The authors have declared that no competing interests exist.
Conceived and designed the experiments: KM. Performed the experiments: AM DG KM. Analyzed the data: AM DG KM. Contributed reagents/materials/analysis tools: KM. Wrote the paper: AM DG KM.
Obesity is a growing epidemic that causes many serious health related complications. While the causes of obesity are complex, there is conclusive evidence that overconsumption coupled with a sedentary lifestyle is the primary cause of this medical condition. Dietary consumption is controlled by appetite which is in turn regulated by multiple neuronal systems, including the taste system. However, the relationship between taste and obesity has not been well defined. Growing evidence suggests that taste perception in the brain is altered in obese animals and humans, however no studies have determined if there are altered taste responses in the peripheral taste receptor cells, which is the initiation site for the detection and perception of taste stimuli.
In this study, we used C57Bl/6 mice which readily become obese when placed on a high fat diet. After ten weeks on the high fat diet, we used calcium imaging to measure how taste-evoked calcium signals were affected in the obese mice. We found that significantly fewer taste receptor cells were responsive to some appetitive taste stimuli while the numbers of taste cells that were sensitive to aversive taste stimuli did not change. Properties of the taste-evoked calcium signals were also significantly altered in the obese mice. Behavioral analyses found that mice on the high fat diet had reduced ability to detect some taste stimuli compared to their littermate controls.
Our findings demonstrate that diet-induced obesity significantly influences peripheral taste receptor cell signals which likely leads to changes in the central taste system and may cause altered taste perception.
While obesity is a complex disease, it is fundamentally due to overconsumption
Taste determines whether prospective food items will be ingested or rejected. Sweet and umami tastes are appetitive and are used to detect nutrient rich foods. Bitter taste is aversive and identifies potentially harmful compounds to avoid
If taste signals are altered, feeding behaviors could be significantly impacted which could contribute to the development of obesity. Using calcium imaging to measure taste-evoked signals in peripheral taste receptor cells of obese mice, we found that multiple taste signals are significantly reduced compared to control littermates, suggesting that the responsiveness of the peripheral taste receptor cells is suppressed in obese mice. Behavioral analysis also reveals that obesity can affect some taste preferences. Since nothing is currently known about the relationship between the peripheral taste receptor cells and obesity, this study is the first to demonstrate that diet-induced obesity significantly alters the responsiveness of the peripheral taste cells that are responsible for the initial detection of taste stimuli and for sending that taste information to the brain.
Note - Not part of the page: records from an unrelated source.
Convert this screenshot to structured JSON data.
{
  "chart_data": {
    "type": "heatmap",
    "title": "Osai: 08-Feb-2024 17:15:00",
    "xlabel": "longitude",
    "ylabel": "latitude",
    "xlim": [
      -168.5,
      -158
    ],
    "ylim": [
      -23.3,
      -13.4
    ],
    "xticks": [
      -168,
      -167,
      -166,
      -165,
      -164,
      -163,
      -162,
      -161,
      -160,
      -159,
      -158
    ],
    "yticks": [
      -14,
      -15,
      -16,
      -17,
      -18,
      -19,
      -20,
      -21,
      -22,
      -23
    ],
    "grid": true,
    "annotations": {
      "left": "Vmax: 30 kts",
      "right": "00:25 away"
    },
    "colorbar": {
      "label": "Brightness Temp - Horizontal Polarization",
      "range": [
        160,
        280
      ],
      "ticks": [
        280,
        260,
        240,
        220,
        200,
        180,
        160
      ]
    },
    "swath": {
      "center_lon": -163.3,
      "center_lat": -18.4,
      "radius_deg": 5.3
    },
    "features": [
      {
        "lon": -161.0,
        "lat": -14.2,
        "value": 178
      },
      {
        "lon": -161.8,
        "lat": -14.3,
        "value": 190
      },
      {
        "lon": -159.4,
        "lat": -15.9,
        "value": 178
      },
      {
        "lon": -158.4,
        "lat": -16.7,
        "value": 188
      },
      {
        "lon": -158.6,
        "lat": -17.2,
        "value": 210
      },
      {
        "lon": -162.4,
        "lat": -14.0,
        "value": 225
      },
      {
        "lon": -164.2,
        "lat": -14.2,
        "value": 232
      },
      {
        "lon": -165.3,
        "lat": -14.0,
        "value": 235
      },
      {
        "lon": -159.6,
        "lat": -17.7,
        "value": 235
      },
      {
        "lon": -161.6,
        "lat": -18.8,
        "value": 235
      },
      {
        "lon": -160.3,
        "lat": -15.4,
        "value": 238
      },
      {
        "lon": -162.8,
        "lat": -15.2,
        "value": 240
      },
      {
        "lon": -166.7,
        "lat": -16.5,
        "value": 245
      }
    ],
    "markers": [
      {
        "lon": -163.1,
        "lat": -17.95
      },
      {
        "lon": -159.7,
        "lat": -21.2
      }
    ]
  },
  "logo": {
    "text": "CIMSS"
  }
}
All animal studies were approved by the University at Buffalo Animal Care and Use Committee under protocol number #BIO010174N. C57BL/6 mice were taken from litters that were born within a week of each other. One month after weaning, half of the mice (n = 25) from each litter were placed on high fat mouse chow (60% high fat Kcal feed, Harlan Labs, Inc., Madison, WI, USA; diet is comprised of 60% calories from fat, 22% calories from carbohydrates, 18% calories from protein) while the remaining littermates (n = 25) were kept on normal mouse chow (Harlan labs: diet is comprised of 18% calories from fat, 58% calories from carbohydrates, 24% calories from protein). Initial weights of the mice were taken and mice on the high fat diet were measured once a week for 16 weeks. Weekly measurements of the mice on the normal chow began at week 2. Average values with the standard error of the mean are reported.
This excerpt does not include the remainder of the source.